Plus, there is such a variety of flavours in these recipes, so you are sure to find something for you. Most of these recipes are quick and easy ones made especially for busy weeknights.
15 Pork Brine Recipe For Smoking
Pork and Poultry Brine
Pork Shoulder Brine
Cider Brined Pulled Pork
Apple Cider Brine for Smoked Pork Loin
Double Brine Smoked Pork Loin
Easy Smoked Pork Chops
Bourbon Apple Brined Smoked Pork Loin
Smoked Pork Loin
Apple Cider Barbecue Pulled Pork
Smoked & Brined Bone-In Pork Chops Recipe | Traeger Grills
Smoked Pork Leg Recipe
Should pork be brined before smoking?
Any poultry, especially breast meat, along with lean cuts of pork such as pork loin, pork chops, or pork tenderloin and ribs, can benefit from being brined. While a brine can help the meat retain moisture during long low and slow smokes on larger cuts of meat.

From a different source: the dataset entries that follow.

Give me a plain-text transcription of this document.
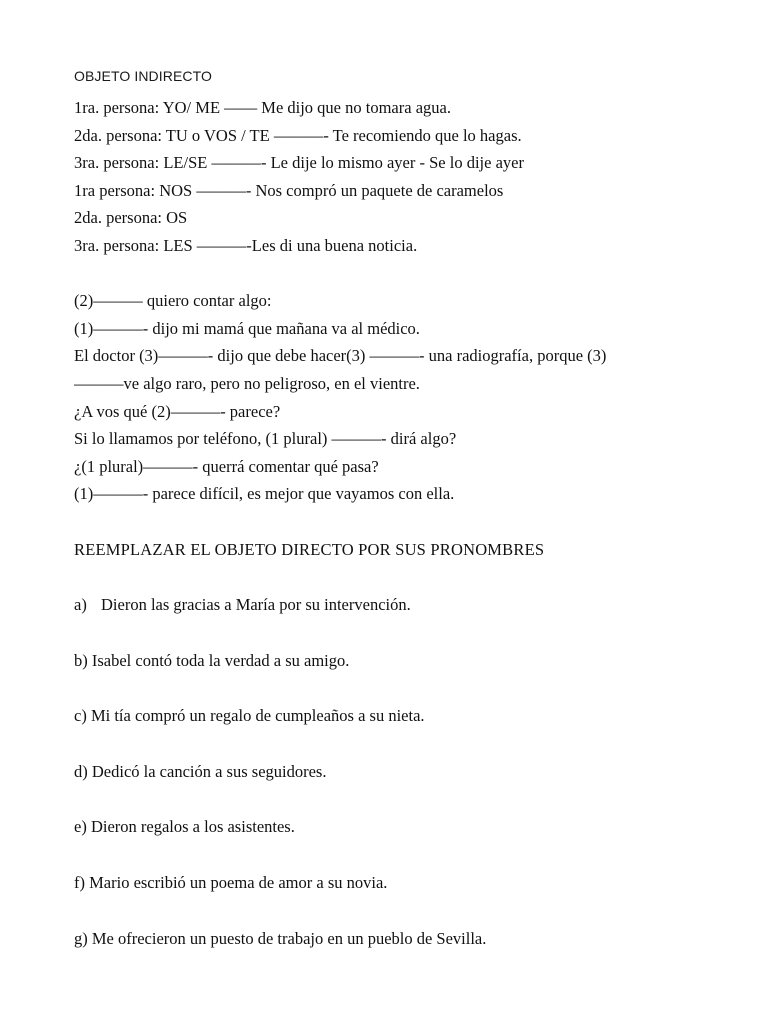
OBJETO INDIRECTO

1ra. persona: YO/ ME —— Me dijo que no tomara agua.

2da. persona: TU o VOS / TE ———- Te recomiendo que lo hagas.

3ra. persona: LE/SE ———- Le dije lo mismo ayer - Se lo dije ayer

1ra persona: NOS ———- Nos compró un paquete de caramelos

2da. persona: OS

3ra. persona: LES ———-Les di una buena noticia.

(2)——— quiero contar algo:

(1)———- dijo mi mamá que mañana va al médico.

El doctor (3)———- dijo que debe hacer(3) ———- una radiografía, porque (3)

———ve algo raro, pero no peligroso, en el vientre.

¿A vos qué (2)———- parece?

Si lo llamamos por teléfono, (1 plural) ———- dirá algo?

¿(1 plural)———- querrá comentar qué pasa?

(1)———- parece difícil, es mejor que vayamos con ella.

REEMPLAZAR EL OBJETO DIRECTO POR SUS PRONOMBRES

a) Dieron las gracias a María por su intervención.

b) Isabel contó toda la verdad a su amigo.

c) Mi tía compró un regalo de cumpleaños a su nieta.

d) Dedicó la canción a sus seguidores.

e) Dieron regalos a los asistentes.

f) Mario escribió un poema de amor a su novia.

g) Me ofrecieron un puesto de trabajo en un pueblo de Sevilla.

What is the formula for brine?
Add 1 tablespoon of salt for every cup of water you used and mix until the salt is completely dissolved. For example, if you are using 1 gallon (16 cups) of water, add 16 tablespoons (1 cup) of salt.
Can you brine pork too long?
Yes. If pork sits in a brine solution for too long, the salt will cause the protein strands to break down too far. That means that the meat will have a mushy texture when it’s finished cooking. Over-brining will also make the pork taste too salty.

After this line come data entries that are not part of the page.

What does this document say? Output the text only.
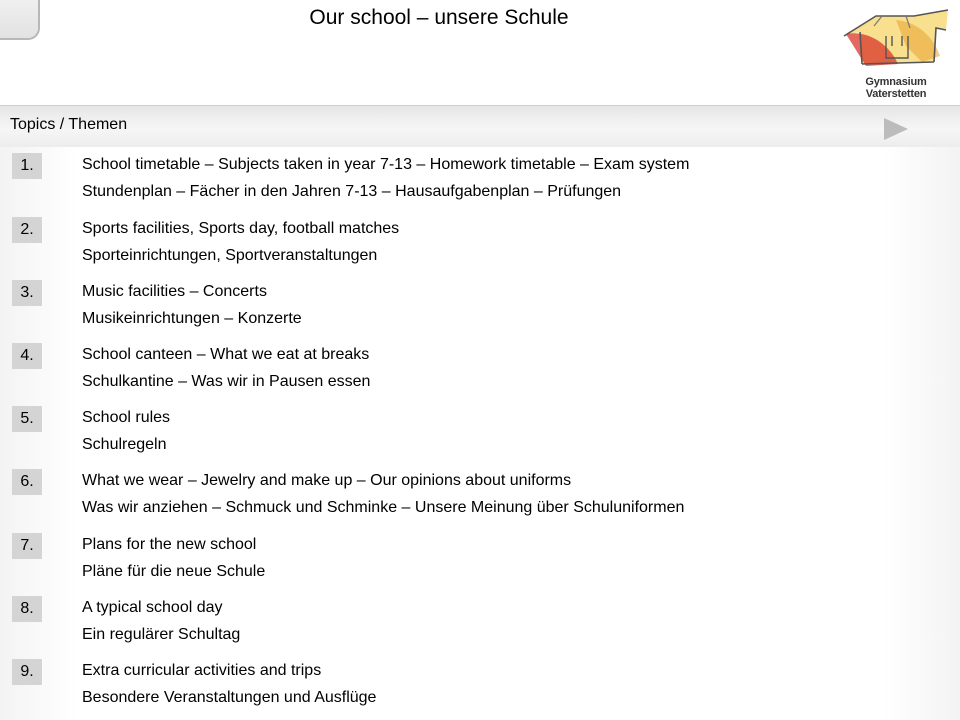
Our school – unsere Schule
Gymnasium Vaterstetten
Topics / Themen
1.	School timetable – Subjects taken in year 7-13 – Homework timetable – Exam system
Stundenplan – Fächer in den Jahren 7-13 – Hausaufgabenplan – Prüfungen
2.	Sports facilities, Sports day, football matches
Sporteinrichtungen, Sportveranstaltungen
3.	Music facilities – Concerts
Musikeinrichtungen – Konzerte
4.	School canteen – What we eat at breaks
Schulkantine – Was wir in Pausen essen
5.	School rules
Schulregeln
6.	What we wear – Jewelry and make up – Our opinions about uniforms
Was wir anziehen – Schmuck und Schminke – Unsere Meinung über Schuluniformen
7.	Plans for the new school
Pläne für die neue Schule
8.	A typical school day
Ein regulärer Schultag
9.	Extra curricular activities and trips
Besondere Veranstaltungen und Ausflüge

Should you brine meat before smoking?
Brining Makes Smoked Meat More Juicy
Before adding your meat to your smoker, consider brining it first. Whether you’re smoking a beef brisket, ribs, chicken breasts, fish or any meat, it will taste better if you allow it to brine for at least a few hours.
What is the salt to water ratio for a brine?
The traditional brine is made from a ratio of 1 cup of salt to 1 gallon of water. This is based on table salt. One cup of table salt weighs in at 10 ounces. So we want 10 ounces of salt (by weight) per gallon of water.
How long should you brine pork?
I recommend brining your pork for at least 6 hours, but no longer than 24 hours. If you go for less than 6 hours, the pork won’t have time to absorb all the flavors. Do not exceed 24 hours or the meat can become overly salty. I typically aim for about 12 hours when possible.
Do you know how do you make a brine solution?
For a traditional brine, all you need is water, salt and a little time—that’s it; you barely even need a recipe. I like using 1 tablespoon of kosher salt for every cup of water. For smaller cuts, like chicken breasts or pork chops, 4 cups of water will be sufficient to cover the meat completely.
What are the three different brine concentration?
There are three main salting methods: kench salting, pickle curing and brining. The first two methods yield fish with a relatively high salt concentration while the third method (brining) is commonly used for products with a low salt concentration.
Do you have to boil water for a brine?
Tip: There is no need to boil all the brine liquid because you can fully dissolve the salt and sugar and extract the flavor out of any seasonings in 1½ cups of liquid.
Should I rinse pork after brining?
Do you rinse pork chops after brining? Yes. You will most likely rinse anything after brining to get any excess salt off the skin and be able to add your own flavors.
Do you Season pork after brining?
Seasoning Brined Pork Chops
The important thing to remember when you do brine meats, is that you rinse the brine off after it has marinated, dry it well and do NOT season the meat again with salt. In this recipe, we rub a spice blend on the pork instead that does not contain salt.
Is it OK to brine pork for 48 hours?
A whole loin should be brined for 48 to 72 hours. When first brining, it is a good idea to start with the shorter times and then increase the time if you feel it is necessary, because the longer the meat is in the solution the more salt that soaks into the meat.